Le Parlement guinéen est secoué par un scandale financier d’une ampleur inédite. Pendant six ans, un système opaque aurait permis le détournement massif de primes destinées aux travailleurs de l’Assemblée nationale. Ce n’est qu’avec le recensement biométrique des employés qu’une différence flagrante a été mise à jour entre les montants prévus dans le système de paie et les sommes effectivement perçues.
D’après des sources proches du dossier, l’affaire remonte à 2016. Avant cette date, les travailleurs percevaient leur salaire en espèces et signaient un registre. Avec l’arrivée de Kory Kondiano à la tête de l’Assemblée, le système de primes a été modifié. Officiellement, les primes journalières ont été fixées à 50 000 GNF, mais en réalité, elles auraient dû atteindre 200 000 GNF par jour. Une différence de 4,5 millions GNF par mois par employé, qui se serait évaporée dans des circuits douteux.
Le président actuel du Conseil national de la transition (CNT), Dr Dansa Kourouma, alerté par les syndicats, a exigé des preuves. Les travailleurs ont alors collecté l’ensemble des bulletins de paie de 2016 à 2021. La vérification a confirmé les irrégularités et a conduit à l’ouverture d’une enquête parlementaire.

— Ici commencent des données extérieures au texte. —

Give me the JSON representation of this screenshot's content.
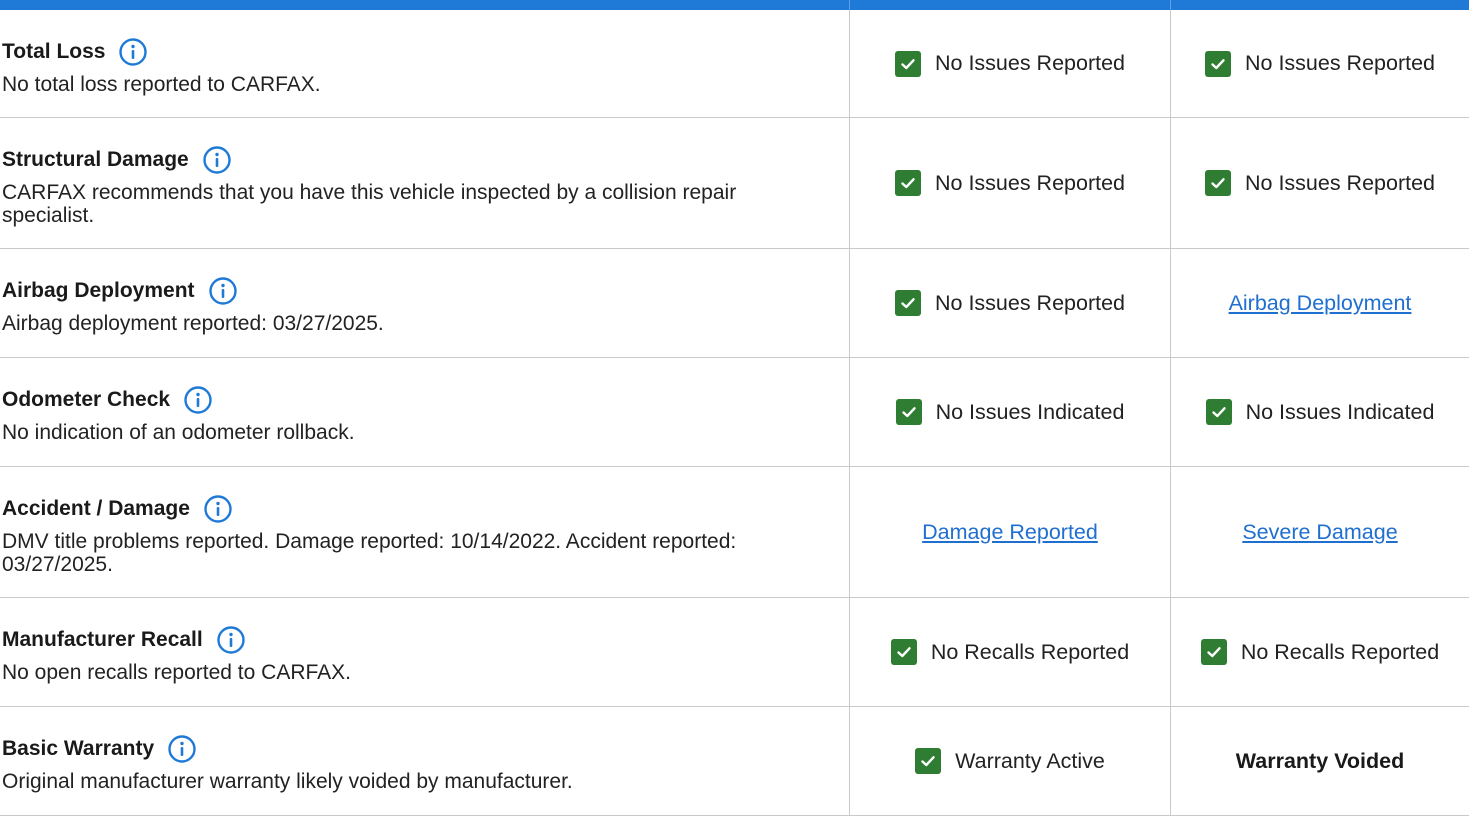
{
  "rows": [
    {
      "title": "Total Loss",
      "description": "No total loss reported to CARFAX.",
      "col1": {
        "kind": "check",
        "text": "No Issues Reported"
      },
      "col2": {
        "kind": "check",
        "text": "No Issues Reported"
      }
    },
    {
      "title": "Structural Damage",
      "description": "CARFAX recommends that you have this vehicle inspected by a collision repair specialist.",
      "col1": {
        "kind": "check",
        "text": "No Issues Reported"
      },
      "col2": {
        "kind": "check",
        "text": "No Issues Reported"
      }
    },
    {
      "title": "Airbag Deployment",
      "description": "Airbag deployment reported: 03/27/2025.",
      "col1": {
        "kind": "check",
        "text": "No Issues Reported"
      },
      "col2": {
        "kind": "link",
        "text": "Airbag Deployment"
      }
    },
    {
      "title": "Odometer Check",
      "description": "No indication of an odometer rollback.",
      "col1": {
        "kind": "check",
        "text": "No Issues Indicated"
      },
      "col2": {
        "kind": "check",
        "text": "No Issues Indicated"
      }
    },
    {
      "title": "Accident / Damage",
      "description": "DMV title problems reported. Damage reported: 10/14/2022. Accident reported: 03/27/2025.",
      "col1": {
        "kind": "link",
        "text": "Damage Reported"
      },
      "col2": {
        "kind": "link",
        "text": "Severe Damage"
      }
    },
    {
      "title": "Manufacturer Recall",
      "description": "No open recalls reported to CARFAX.",
      "col1": {
        "kind": "check",
        "text": "No Recalls Reported"
      },
      "col2": {
        "kind": "check",
        "text": "No Recalls Reported"
      }
    },
    {
      "title": "Basic Warranty",
      "description": "Original manufacturer warranty likely voided by manufacturer.",
      "col1": {
        "kind": "check",
        "text": "Warranty Active"
      },
      "col2": {
        "kind": "bold",
        "text": "Warranty Voided"
      }
    }
  ],
  "colors": {
    "header_bar": "#1f7ad7",
    "check_green": "#2e7d32",
    "link_blue": "#1f6fd1",
    "info_blue": "#1f7ad7",
    "divider": "#c9c9c9"
  },
  "icons": {
    "info": "info-icon",
    "check": "checkmark-icon"
  }
}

Une commission composée de membres des commissions des affaires économiques et financières, du contrôle budgétaire, du secrétariat général et du mouvement syndical a été mise en place pour faire la lumière sur cette affaire.
Cette fraude, qui s’est poursuivie jusqu’au coup d’État de 2021, semble avoir pris fin avec l’arrivée du CNRD. Les principaux responsables restent à identifier, mais les regards se tournent vers les gestionnaires des finances de l’Assemblée : la Direction administrative et financière (DAF), la trésorerie et la questure. Une somme aussi colossale ne peut avoir disparu sans la complicité de hauts responsables. Les deux législatures concernées, la huitième et la neuvième, étaient respectivement dirigées par Kory Kondiano et Amadou Damaro Camara.
Aujourd’hui, une question s’impose : la justice osera-t-elle aller au bout de cette affaire et sanctionner les auteurs de ce présumé détournement massif ? Pour l’heure, les travailleurs attendent des explications et surtout, la restitution des sommes indûment prélevées. Un test d’intégrité pour les institutions en place, et une première épreuve pour la lutte annoncée contre la corruption.